Trotz der doch verhältnismäßig großen absoluten Zahl Leidtragender und der immerhin über fünfhundert identifizierten Krankheiten mit oraler Manifestation ist dieses Thema nach wie vor eine Randerscheinung – sowohl in der öffentlichen wie auch in der fachlichen Wahrnehmung. Darüber hinaus scheint die Finanzierung von Forschungsprojekten sowie geeigneter Therapien unverhältnismäßig schwierig – für Betroffene, aber auch für engagierte Behandler frustrierend.
ORTHOorofacial möchte dem Themenkomplex der seltenen Erkrankungen ab der kommenden Ausgabe 2/2020 eine eigene Rubrik widmen. Wir hoffen, spannende Einblicke zu erhalten und neue Denkanstöße geben zu können – und so die Tür zum Spektrum dieser Erkrankungen ein wenig weiter öffnen.
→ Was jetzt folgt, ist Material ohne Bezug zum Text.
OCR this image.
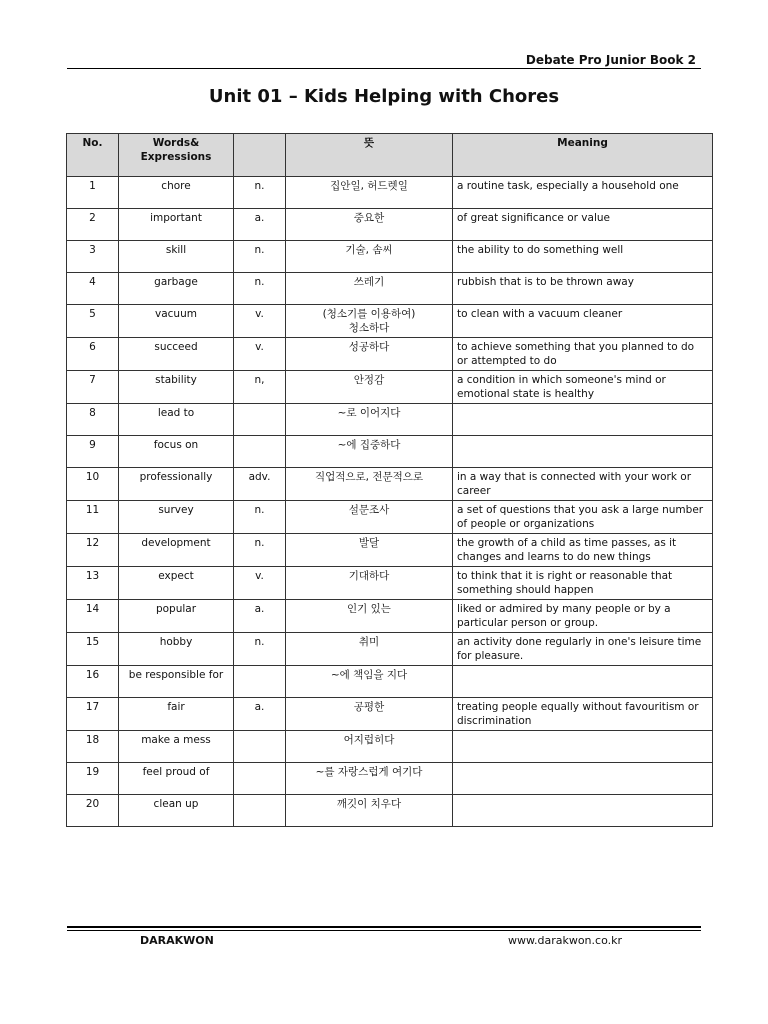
Debate Pro Junior Book 2
Unit 01 – Kids Helping with Chores
No.	Words&
Expressions		뜻	Meaning
1	chore	n.	집안일, 허드렛일	a routine task, especially a household one
2	important	a.	중요한	of great significance or value
3	skill	n.	기술, 솜씨	the ability to do something well
4	garbage	n.	쓰레기	rubbish that is to be thrown away
5	vacuum	v.	(청소기를 이용하여)
청소하다	to clean with a vacuum cleaner
6	succeed	v.	성공하다	to achieve something that you planned to do or attempted to do
7	stability	n,	안정감	a condition in which someone's mind or emotional state is healthy
8	lead to		~로 이어지다	
9	focus on		~에 집중하다	
10	professionally	adv.	직업적으로, 전문적으로	in a way that is connected with your work or career
11	survey	n.	설문조사	a set of questions that you ask a large number of people or organizations
12	development	n.	발달	the growth of a child as time passes, as it changes and learns to do new things
13	expect	v.	기대하다	to think that it is right or reasonable that something should happen
14	popular	a.	인기 있는	liked or admired by many people or by a particular person or group.
15	hobby	n.	취미	an activity done regularly in one's leisure time for pleasure.
16	be responsible for		~에 책임을 지다	
17	fair	a.	공평한	treating people equally without favouritism or discrimination
18	make a mess		어지럽히다	
19	feel proud of		~를 자랑스럽게 여기다	
20	clean up		깨깃이 치우다	
DARAKWON	www.darakwon.co.kr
Zum Einstieg konnten wir Dr. Marcel Hanisch einige Fragen stellen. Dr. Hanisch ist Fachzahnarzt für Oralchirurgie und bietet seit 2015 eine zahnmedizinische Sprechstunde für Menschen mit seltenen Erkrankungen am Uniklinikum Münster an. Zwei Jahre später führte er – zusammen mit Prof. Dr. Joachim Jackowski – den ersten „Kongress zu seltenen Erkrankungen in der Zahn-, Mund- und Kieferheilkunde“ durch. Aufgrund des großen Interesses wird die Kongressreihe zweijährig weitergeführt. Für ORTHOorofacial stand Dr. Hanisch für ein Interview zur Verfügung.
ORTHOorofacial: Lieber Herr Dr. Hanisch, Sie nehmen sich in besonderer Weise den „Seltenen Erkrankungen in der Zahn-, Mund- und Kieferheilkunde“ an – ein nicht gerade auf der Hand liegender Themenschwerpunkt. Wie kam es dazu?
Dr. Marcel Hanisch: Ich habe 2012, damals noch im Rahmen meiner Tätigkeit als Weiterbildungsassistent für Oralchirurgie, damit begonnen, mich mit dem Thema zu beschäftigen. Mein damaliger Chef, Professor Jackowski, bat mich, eine Liste mit den Namen von 2000 verschiedenen „Seltenen Erkrankungen“ abzuarbeiten und einmal herauszufinden, welche von diesen laut der vorhandenen wissenschaftlichen Literatur Manifestationen im Zahn-, Mund- und Kieferbereich zeigen. Nach vielen, vielen Stunden Literaturrecherche hatte ich knapp 300 Erkrankungen detektiert. Da ich nicht wollte, dass die Daten nur einem kleinen Kreis von Personen zugänglich sind, habe ich dann damit begonnen, eine webbasierte, frei zugängliche Datenbank aufzubauen, unter welcher die Ergebnisse hinterlegt sind (http://romse.org). Mittlerweile sind in der Datenbank Informationen zu 541 seltenen Erkrankungen verfügbar.
Irgendwann kam dann der Wunsch auf, eine Spezialsprechstunde für seltene Erkrankungen mit oraler Beteiligung anzubieten. Hierzu habe ich am Universitätsklinikum Münster 2015 die Chance bekommen. Inzwischen habe ich mich insbesondere auf die implantologische Versorgung von Patienten mit genetisch bedingten Zahnnichtanlagen spezialisiert.
Weltweit sind zurzeit 7.000 bis 8.000 seltene Erkrankungen bekannt, wobei – nach Angaben der John-Hopkins-University/Maryland – hiervon ca. 15 % orofaziale
Beteiligungen aufzeigen können. Was bedeutet dies für den niedergelassenen Fach-/Zahnarzt? Welche interdisziplinären Ansätze sehen Sie?
Dr. Hanisch: Der Zahnarzt kann natürlich nicht alle seltenen Erkrankungen kennen. Wir schätzen, dass es sich um ca. 50 bis 100 „häufige“ seltene Erkrankungen handelt, mit denen man im Praxisalltag potentiell konfrontiert werden kann. Wichtig ist jedoch, dass der Zahnarzt Anzeichen einer seltenen Erkrankung erkennt und in der Folge weitere Diagnostik/Therapie veranlassen sollte.